Published: 01/09/2005, Volume II5, No. 5971 Page 3

Like the cast of the latest US TV blockbuster Lost, currently being screened on Channel 4, the 250,000strong primary care workforce face an uncertain future.

For many of them Commissioning a Patient-led NHS has had the same affect on their sense of security as the plane crash which deposited Lost's survivors on a mysterious desert island. The transfer of primary care trust-run services to 'alternative' providers is inducing the kind of fear inspired by the unfathomable and terrifying roars coming from the island's interior.

The Department of Health is clearly worried about the negative impact that Commissioning a Patient-led NHS is having.

Director of service delivery John Bacon has written to strategic health authority chief executives stressing that there is no rush to produce plans for the transfer of PCT-run services (news, page 5).

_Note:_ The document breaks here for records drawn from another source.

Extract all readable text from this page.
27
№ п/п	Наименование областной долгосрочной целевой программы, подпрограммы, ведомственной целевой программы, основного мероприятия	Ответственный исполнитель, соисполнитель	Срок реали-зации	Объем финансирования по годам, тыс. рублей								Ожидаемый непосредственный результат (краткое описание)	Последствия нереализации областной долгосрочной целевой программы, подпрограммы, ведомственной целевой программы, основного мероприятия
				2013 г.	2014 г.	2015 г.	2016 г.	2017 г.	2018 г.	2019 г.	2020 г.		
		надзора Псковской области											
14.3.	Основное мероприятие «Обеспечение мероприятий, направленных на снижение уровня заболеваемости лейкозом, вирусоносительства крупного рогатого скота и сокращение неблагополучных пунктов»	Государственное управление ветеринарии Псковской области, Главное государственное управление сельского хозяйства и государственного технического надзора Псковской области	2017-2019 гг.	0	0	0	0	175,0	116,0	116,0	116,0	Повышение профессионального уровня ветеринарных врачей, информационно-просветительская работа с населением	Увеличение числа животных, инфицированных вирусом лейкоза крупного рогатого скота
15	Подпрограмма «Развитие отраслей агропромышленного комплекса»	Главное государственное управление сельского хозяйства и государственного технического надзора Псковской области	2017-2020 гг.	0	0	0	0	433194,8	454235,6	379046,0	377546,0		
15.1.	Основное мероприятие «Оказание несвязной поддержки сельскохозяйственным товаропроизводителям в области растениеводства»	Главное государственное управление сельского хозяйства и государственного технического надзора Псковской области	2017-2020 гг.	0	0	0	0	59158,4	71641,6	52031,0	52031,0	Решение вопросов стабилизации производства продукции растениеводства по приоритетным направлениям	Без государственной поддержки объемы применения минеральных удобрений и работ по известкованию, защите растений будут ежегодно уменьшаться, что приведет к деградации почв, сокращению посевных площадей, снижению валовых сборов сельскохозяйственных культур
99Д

Mr Bacon's letter is welcome, but it does not address all the key concerns. The service transfer deadline is more than three years away, but given the range of issues that need to be tackled even this time frame will prove difficult to meet (news analysis, pages 10-11). Think of how long it has taken to get less than 10 per cent of elective care provision undertaken by non-NHS providers; in the case of PCT services we are looking at wholesale transfer.

Private sector suppliers, GPs, the voluntary sector and foundation trusts are all potential new providers. but there are significant question marks over all of them.

And even once the destination of the services is determined, what about the transfer of staff? Many have chosen to work in the NHS, value their pension, and would not want to lose the improvements in pay and conditions delivered through Agenda for Change.

However, perhaps the most pressing issue left untouched by Mr Bacon's letter is the connection between the structure and role of PCTs post-reconfiguration and provider services. Can anyone make sensible decisions about the structural reform of PCTs and the resulting changes in commissioning without first exploring the implications of such a major change in health service provision in more depth?